Excel has become the de-facto spreadsheet tool for business users. It currently has approximately 500 million users, and it might have a bright future ahead.

"To a large extent, Excel (and the alike) democratized programming by making its power available to non-experts to solve their problems on their own. What will be the Excel of machine learning? Chances are it may just be ... Excel. It makes sense to collocate AI with the data."
François Chollet, Artificial Intelligence Researcher and creator of Keras

Excel divides the world into those who love it, those who hate it, and many have a love-hate relationship. Emotions aside, given that the corporate world we live in has fundamentally changed since Excel was released in 1987: What is a viable use case for Excel today, and what is not?

This question started boggling my mind, once I realized how many large businesses literally still "run on Excel", such as banks of which many do their risk assessment in Excel across the entire organization. Apparently, no company wants to talk about their misuse of Excel, and that is often the case with organizations and individuals alike: The bigger the problem, the less likely it is they are going to admit it.

Below my definition of what appropriate use cases for Excel are, and which are not.

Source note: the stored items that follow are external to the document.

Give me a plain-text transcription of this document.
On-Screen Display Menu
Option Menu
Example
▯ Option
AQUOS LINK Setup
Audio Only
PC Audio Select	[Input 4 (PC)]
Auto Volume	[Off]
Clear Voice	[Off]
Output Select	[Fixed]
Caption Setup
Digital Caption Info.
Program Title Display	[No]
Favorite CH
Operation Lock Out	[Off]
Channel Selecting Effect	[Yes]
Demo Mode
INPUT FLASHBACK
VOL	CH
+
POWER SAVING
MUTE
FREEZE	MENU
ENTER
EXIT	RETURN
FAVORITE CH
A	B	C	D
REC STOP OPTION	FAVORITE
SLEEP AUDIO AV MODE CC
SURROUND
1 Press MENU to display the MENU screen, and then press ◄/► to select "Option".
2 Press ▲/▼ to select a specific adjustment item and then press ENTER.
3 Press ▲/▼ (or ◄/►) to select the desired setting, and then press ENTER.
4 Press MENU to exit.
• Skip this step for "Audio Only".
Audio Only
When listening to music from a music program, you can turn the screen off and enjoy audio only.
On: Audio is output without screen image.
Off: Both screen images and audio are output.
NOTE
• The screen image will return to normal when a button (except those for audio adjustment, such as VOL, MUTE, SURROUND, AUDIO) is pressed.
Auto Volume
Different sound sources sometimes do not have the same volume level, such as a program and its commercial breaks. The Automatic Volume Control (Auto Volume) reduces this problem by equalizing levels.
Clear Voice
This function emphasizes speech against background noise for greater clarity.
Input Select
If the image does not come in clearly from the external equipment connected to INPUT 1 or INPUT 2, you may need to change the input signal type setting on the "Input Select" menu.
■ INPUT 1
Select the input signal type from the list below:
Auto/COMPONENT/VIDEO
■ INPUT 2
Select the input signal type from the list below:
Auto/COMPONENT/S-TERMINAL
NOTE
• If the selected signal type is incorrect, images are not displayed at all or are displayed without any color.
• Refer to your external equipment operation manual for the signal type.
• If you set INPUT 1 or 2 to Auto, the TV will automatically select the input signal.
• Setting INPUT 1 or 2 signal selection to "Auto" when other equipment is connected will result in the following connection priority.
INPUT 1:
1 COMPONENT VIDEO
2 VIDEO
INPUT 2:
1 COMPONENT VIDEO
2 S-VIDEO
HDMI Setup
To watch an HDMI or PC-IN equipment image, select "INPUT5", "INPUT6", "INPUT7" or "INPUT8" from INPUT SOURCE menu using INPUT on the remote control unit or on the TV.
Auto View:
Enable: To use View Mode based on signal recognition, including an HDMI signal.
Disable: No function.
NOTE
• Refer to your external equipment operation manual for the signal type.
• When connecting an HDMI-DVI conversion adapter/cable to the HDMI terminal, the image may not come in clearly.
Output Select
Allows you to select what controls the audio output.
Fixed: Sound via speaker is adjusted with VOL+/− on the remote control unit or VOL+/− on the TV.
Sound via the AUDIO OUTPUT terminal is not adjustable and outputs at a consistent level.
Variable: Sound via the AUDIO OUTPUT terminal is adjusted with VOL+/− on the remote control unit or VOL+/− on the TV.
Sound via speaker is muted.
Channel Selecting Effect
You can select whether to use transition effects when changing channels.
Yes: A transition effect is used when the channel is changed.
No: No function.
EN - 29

Please share your thoughts, make additions (my list is by all means not all-encompassing). I am happy to see this discussion kick off. That said, here's my list:

These are viable Excel use cases in my view

Education - Excel is a great platform to learn the fundamentals of working with data from ETL, to math, probability, statistics, and their application in the context of business analytics and data science. It's almost like learning to ride a bicycle with training wheels.

Rapid Prototyping - Excel is an excellent tool to play around with data, brainstorm observations and discuss the possible hypothesis. Modern Excel provides relational database capabilities, and it can ingest data from a broad range of sources, such as Google BigQuery, IBM, Oracle or SAP HANA databases. Surprisingly few Excel power users are familiar with those capabilities.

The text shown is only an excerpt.